Most critics agree that Dickey’s position at this peak began to slide as in the late 1960s – personally because of his growing alcoholism and culturally because of a shifting consciousness in America fueled by the civil rights marches, Vietnam War protests, the women’s movement, Watergate and environmentalism. The rugged, individualistic alpha male arrogance and exaggeration of Dickey’s public persona that also served as a heavy undercurrent to most of his poetry no longer spoke to or for the nation and especially his reading audience. of poetry.
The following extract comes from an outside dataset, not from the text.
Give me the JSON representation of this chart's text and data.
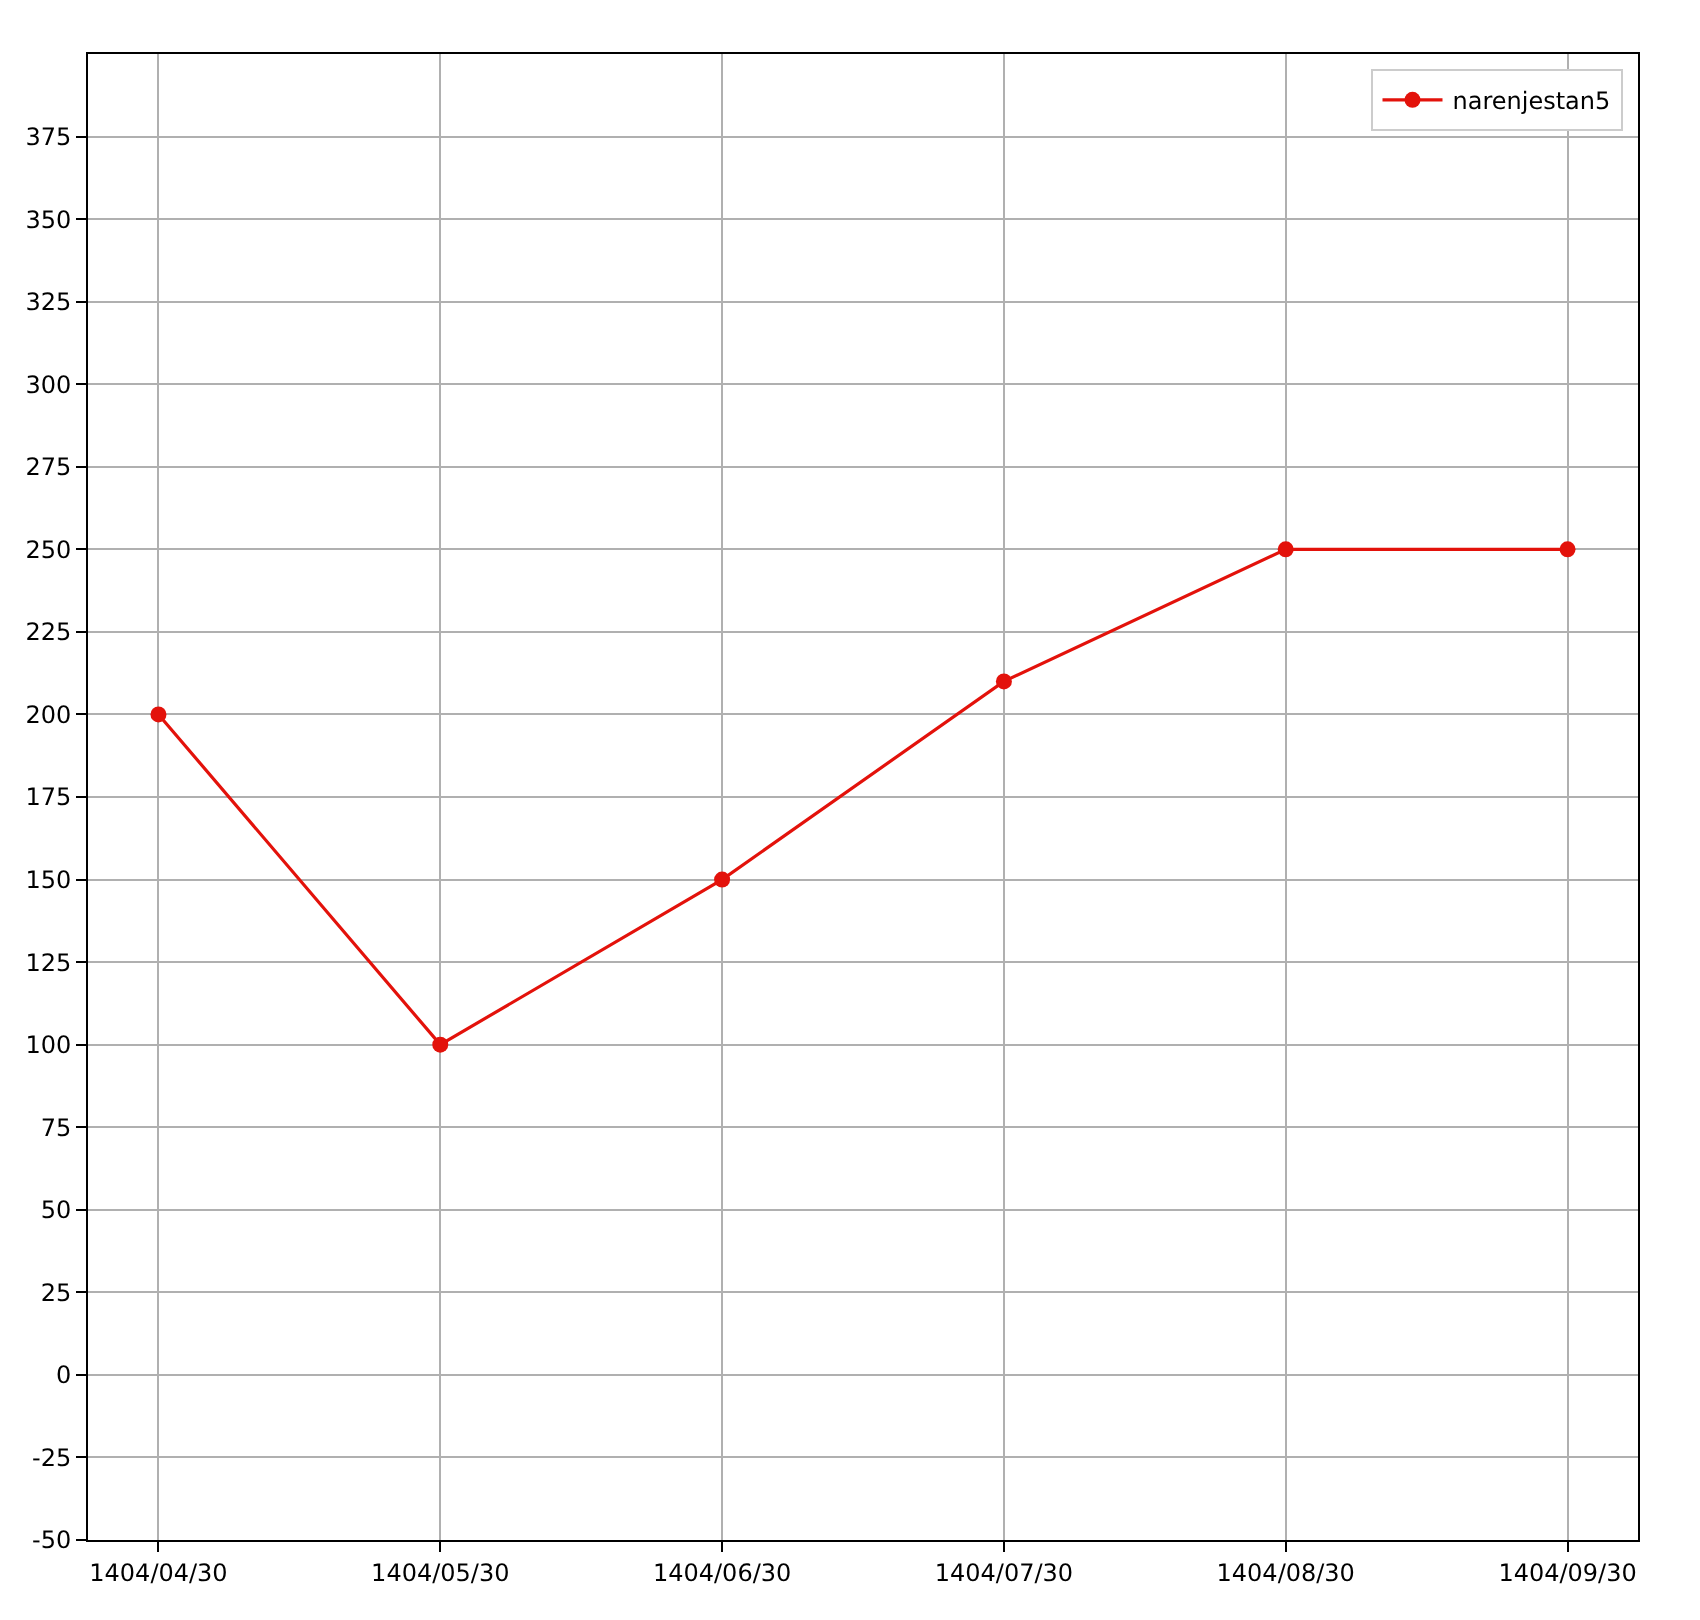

Dickey’s literary and financial success through book sales and hundreds of readings at colleges and universities across the country — what he called the “poetry barnstorm” — robbed the poet of time. needed to write. Social drinking before and after the readings escalated into alcoholism. The result, critics noted, was a softening of the poet, a diminishing of his poetic powers and his energy as a writer. Yet Dickey wrote quite movingly, stretching and flexing the possibilities of poetry and overtaking critics who preferred the subjects and weight of his earlier poems and who showed an unsteady lack of bail or security with growth and changes that Dickey made to his poetry. the elongation of lines, the insertion of spaces between words or agglomerated phrases, and the hanging of a mobile of lines on a page in balanced imbalance, or the transition from the poet to the translation of foreign poets through what he described as improvisations or collaborations, as well as the production of a series of expensive coffee tables books where his poetry interprets or counterbalances the drawings, watercolors or photographs of visual artists. Like the wild and swift Cahulawassee River in Deliverance that needed to be dammed, tamed, and turned into a recreational lake, Dickey’s larger-than-life presence and influence quickly disappeared.
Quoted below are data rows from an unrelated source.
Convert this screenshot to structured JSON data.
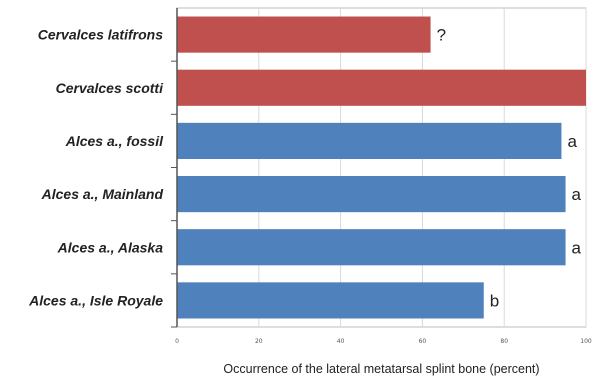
{
  "chart_data": {
    "type": "bar",
    "orientation": "horizontal",
    "categories": [
      "Cervalces latifrons",
      "Cervalces scotti",
      "Alces a., fossil",
      "Alces a., Mainland",
      "Alces a., Alaska",
      "Alces a., Isle Royale"
    ],
    "values": [
      62,
      100,
      94,
      95,
      95,
      75
    ],
    "bar_colors": [
      "#c0504d",
      "#c0504d",
      "#4f81bd",
      "#4f81bd",
      "#4f81bd",
      "#4f81bd"
    ],
    "data_labels": [
      "?",
      "",
      "a",
      "a",
      "a",
      "b"
    ],
    "xlabel": "Occurrence of the lateral metatarsal splint bone (percent)",
    "xlim": [
      0,
      100
    ],
    "xticks": [
      0,
      20,
      40,
      60,
      80,
      100
    ],
    "xtick_labels": [
      "0",
      "20",
      "40",
      "60",
      "80",
      "100"
    ],
    "grid": true,
    "legend": "none"
  }
}
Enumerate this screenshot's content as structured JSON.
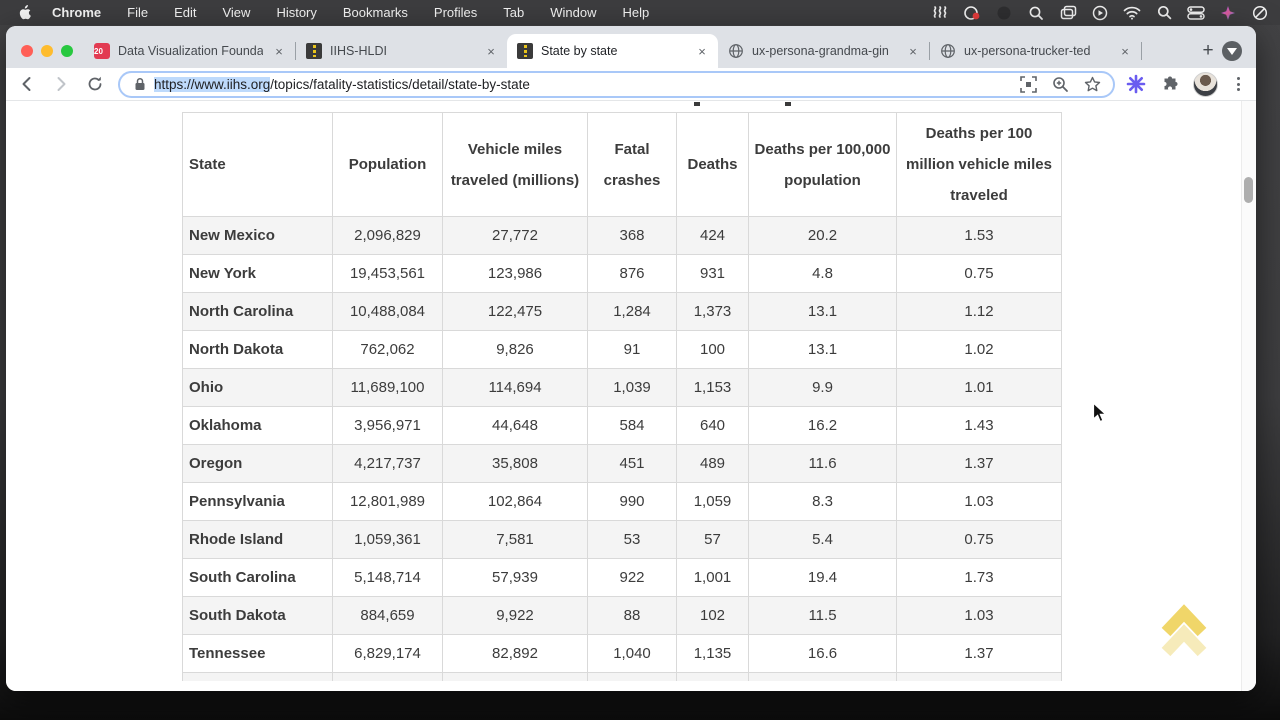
{
  "menu_bar": {
    "items": [
      "Chrome",
      "File",
      "Edit",
      "View",
      "History",
      "Bookmarks",
      "Profiles",
      "Tab",
      "Window",
      "Help"
    ],
    "status_icons": [
      "waves",
      "voice-control",
      "screen-record",
      "zoom",
      "mission-control",
      "play",
      "wifi",
      "spotlight",
      "control-center",
      "assistant",
      "do-not-disturb"
    ]
  },
  "browser": {
    "tabs": [
      {
        "label": "Data Visualization Founda",
        "favicon": "calendar20",
        "active": false
      },
      {
        "label": "IIHS-HLDI",
        "favicon": "road",
        "active": false
      },
      {
        "label": "State by state",
        "favicon": "road",
        "active": true
      },
      {
        "label": "ux-persona-grandma-gin",
        "favicon": "globe",
        "active": false
      },
      {
        "label": "ux-persona-trucker-ted",
        "favicon": "globe",
        "active": false
      }
    ],
    "favicon_calendar_number": "20",
    "close_glyph": "×",
    "new_tab_glyph": "+",
    "toolbar": {
      "url_selected": "https://www.iihs.org",
      "url_rest": "/topics/fatality-statistics/detail/state-by-state"
    }
  },
  "page": {
    "table": {
      "columns": [
        "State",
        "Population",
        "Vehicle miles traveled (millions)",
        "Fatal crashes",
        "Deaths",
        "Deaths per 100,000 population",
        "Deaths per 100 million vehicle miles traveled"
      ],
      "rows": [
        [
          "New Mexico",
          "2,096,829",
          "27,772",
          "368",
          "424",
          "20.2",
          "1.53"
        ],
        [
          "New York",
          "19,453,561",
          "123,986",
          "876",
          "931",
          "4.8",
          "0.75"
        ],
        [
          "North Carolina",
          "10,488,084",
          "122,475",
          "1,284",
          "1,373",
          "13.1",
          "1.12"
        ],
        [
          "North Dakota",
          "762,062",
          "9,826",
          "91",
          "100",
          "13.1",
          "1.02"
        ],
        [
          "Ohio",
          "11,689,100",
          "114,694",
          "1,039",
          "1,153",
          "9.9",
          "1.01"
        ],
        [
          "Oklahoma",
          "3,956,971",
          "44,648",
          "584",
          "640",
          "16.2",
          "1.43"
        ],
        [
          "Oregon",
          "4,217,737",
          "35,808",
          "451",
          "489",
          "11.6",
          "1.37"
        ],
        [
          "Pennsylvania",
          "12,801,989",
          "102,864",
          "990",
          "1,059",
          "8.3",
          "1.03"
        ],
        [
          "Rhode Island",
          "1,059,361",
          "7,581",
          "53",
          "57",
          "5.4",
          "0.75"
        ],
        [
          "South Carolina",
          "5,148,714",
          "57,939",
          "922",
          "1,001",
          "19.4",
          "1.73"
        ],
        [
          "South Dakota",
          "884,659",
          "9,922",
          "88",
          "102",
          "11.5",
          "1.03"
        ],
        [
          "Tennessee",
          "6,829,174",
          "82,892",
          "1,040",
          "1,135",
          "16.6",
          "1.37"
        ]
      ],
      "partial_next_row_visible": true
    }
  },
  "colors": {
    "traffic_red": "#ff5f57",
    "traffic_yellow": "#febc2e",
    "traffic_green": "#28c840",
    "url_selection_blue": "#bedafc",
    "omnibox_focus_ring": "#a9c8f8",
    "road_favicon_yellow": "#e8c41b",
    "scroll_top_chevron_yellow": "#edcf4f",
    "extension_asterisk_purple": "#6a5cf0",
    "row_alt_gray": "#f4f4f4",
    "table_border": "#d9d9d9"
  }
}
What never went away, however, was Dicky’s lesser-known success and influence as a college professor. From 1963 to 1997 the poet was also James Dickey, a university professor, skillfully and brilliantly teaching writing and literature in different institutions of higher education until settling more comfortably at the University of South Carolina at Columbia, where he taught as a distinguished poet. residence for nearly 40 years until his death. Dickey’s strengths and methodology as a student-loved teacher never seemed to wane or fall out of favor. In the classroom, Dickey captivated and even mesmerized his students, whether he spoke eloquently and eruditely from a vast array of poetry and poets or fatherly encouraged his students in creative writing, giving them the confidence to become the best possible poets.

Van Ness probably knew James Dickey better than anyone, and in James Dickey: A Literary Life his unique radar penetrates the stealthy technology of the poet’s self-created form to reveal Dickey’s vulnerabilities and fears, his sensitivity and his many kindnesses. . Van Ness writes with confidence and knowledge about the poet as a full human being that few really knew. In fact, “no one knew” is a refrain Van Ness carries throughout the book to help reveal James Dickey’s softer, more human qualities. Gordon Van Ness is one of those who knew, however, and this lens allows him to reveal Dickey as only he can.
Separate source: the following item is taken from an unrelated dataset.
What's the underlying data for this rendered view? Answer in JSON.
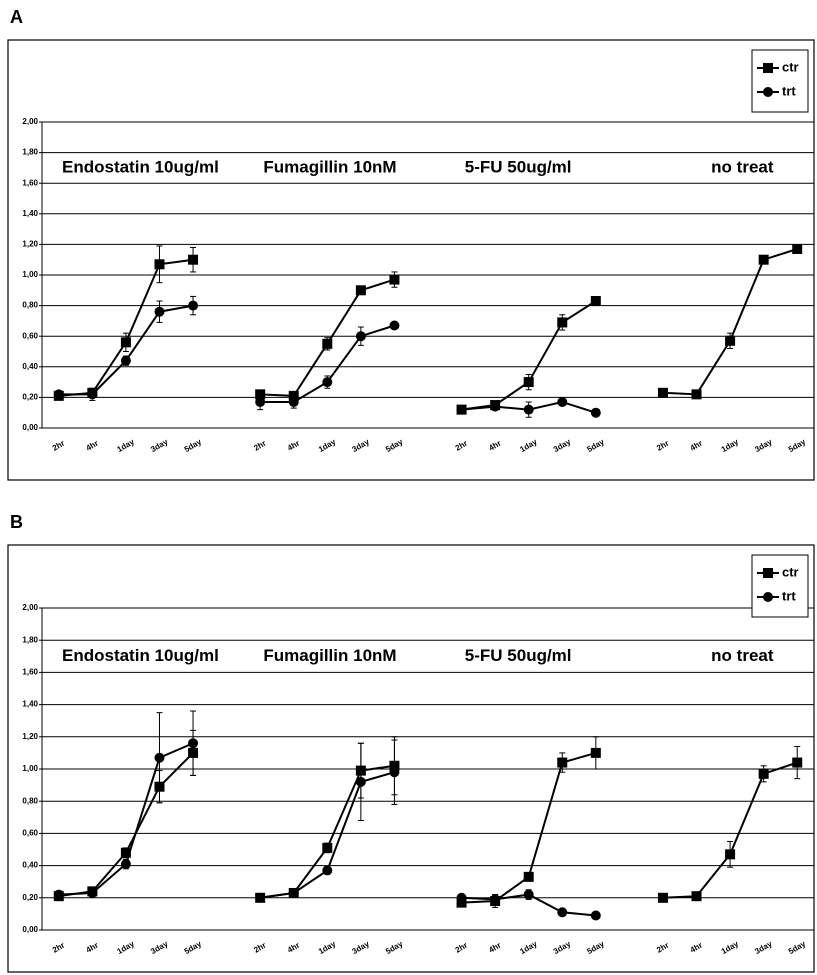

Van Ness, in James Dickey: A Literary Life, may very well succeed in helping to resuscitate, revise and rethink Dickey’s poetry and career and thereby restore James Dickey to a prominent place in the canon of American poetry, making it rightly title his poems to the pages of anthologies for current and future study.

In a recent e-mail he sent me, Gordon complained about Dickey: “I sure miss him.” If Jim were here to comment on the eloquent and insightful James Dickey: A Literary Life of Gordon, I believe he would say, “Van, you did me well with this book. You did me well.